Serving IPNI Ads and Entries
To serve IPNI advertisements and entries in Curio, the HTTP server exposes specific route. This route allow the retrieval of advertisement data and entry chunks through the following paths:
Head Request Path:
Endpoint:
/ipni-provider/{providerId}/ipni/v1/ad/head
Description: This endpoint allows indexers to fetch the latest advertisement from a provider by requesting the head of the advertisement chain.
Advertisement and Entry Request Path:
Endpoint:
/ipni-provider/{providerId}/ipni/v1/ad/{cid}
Description: This endpoint serves both advertisements and entry chunks based on the requested CID. The type of content returned (advertisement or entry) is determined by the CID and schema provided in the request headers. If the schema is not specified, the server defaults to checking for an advertisement and, if not found, falls back to serving the entry chunk associated with the given CID.
These routes are registered in the Curio HTTP server as part of the IPNI integration, enabling smooth and efficient data sharing between providers and indexers. The server also periodically publishes the latest advertisement head for each provider.
IPNI Sync
The synchronization process ensures that indexing nodes stay updated with the latest content announcements from the provider.
Sync Process:
Proactive Announcements: Indexing nodes are notified via HTTP announcements whenever the provider has new advertisements. This is the primary mechanism for keeping indexers in sync with the provider.
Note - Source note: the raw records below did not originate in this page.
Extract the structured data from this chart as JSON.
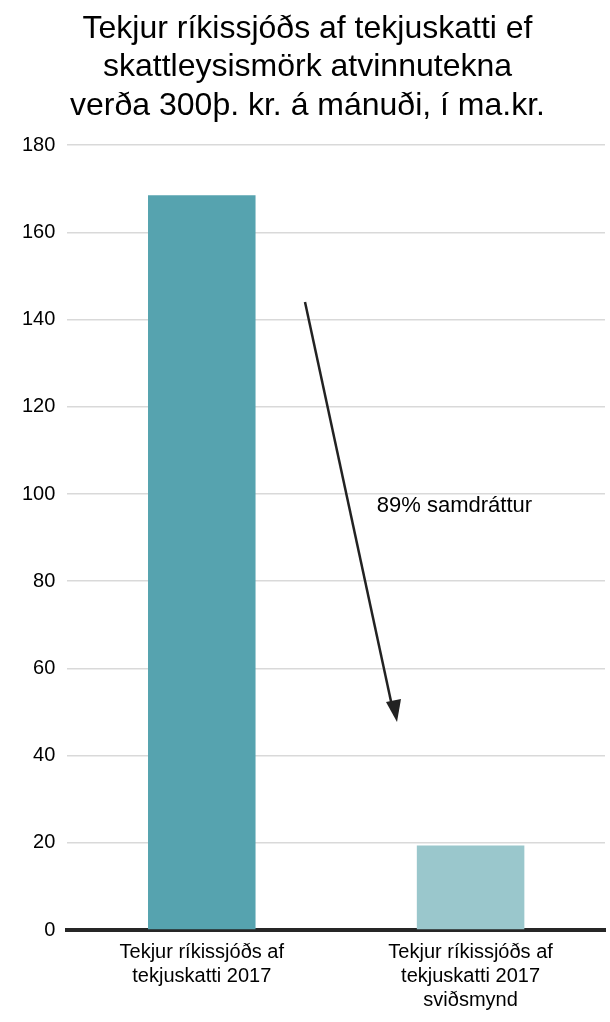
{
  "chart_data": {
    "type": "bar",
    "title": "Tekjur ríkissjóðs af tekjuskatti ef skattleysismörk atvinnutekna verða 300þ. kr. á mánuði, í ma.kr.",
    "categories": [
      "Tekjur ríkissjóðs af tekjuskatti 2017",
      "Tekjur ríkissjóðs af tekjuskatti 2017 sviðsmynd"
    ],
    "values": [
      168.5,
      19.4
    ],
    "colors": [
      "#56a3af",
      "#9ac7cc"
    ],
    "ylim": [
      0,
      180
    ],
    "yticks": [
      0,
      20,
      40,
      60,
      80,
      100,
      120,
      140,
      160,
      180
    ],
    "grid": "y",
    "legend": false,
    "annotations": [
      "89% samdráttur"
    ]
  }
}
Head Resource for Polling: If no announcements are received for a period of time, indexers may poll the provider’s
/ipni/v1/ad/head
endpoint to check for new content. This head CID represents the latest advertisement in the chain.Chain Retrieval: When indexers receive a new head CID, they traverse the advertisement chain backward, starting from the head, fetching each advertisement via HTTP (
/ipni/v1/ad/{CID}
). The indexer processes the advertisement chain in order from the oldest unseen advertisement to the newest.Continuous Updates: Through a combination of announcements and periodic polling, indexers ensure they have the most up-to-date content from the provider, even if an explicit announcement was not sent.
This process ensures that indexers remain synchronized with the provider’s content, maintaining up-to-date knowledge of available advertisements and content retrieval addresses.
By using this mechanism, indexers can stay synchronized with the provider’s content in real-time or through periodic polling, ensuring continuous updates.
Serving Advertisements:
Advertisement Fetching: Indexers fetch advertisements and entries directly from the provider via HTTP, making the advertised IPLD objects available for ingestion.
Head Requests: The provider exposes the latest advertisement through the
/ipni/v1/ad/head
endpoint, allowing indexers to know the most recent state of the advertisement chain.Serving Entries: When indexers need to fetch advertised entries, they request specific entry chunks through their corresponding CID by making a GET request to the
/ipni/v1/ad/{CID}
endpoint. The provider serves these entries by reading either from the CAR file or from the stored index data, depending on how the entries were chunked during advertisement creation. This ensures efficient retrieval of multihashes for large datasets.
This synchronization process ensures that indexers can efficiently track the latest updates from the provider, enabling quicker content discovery across the network.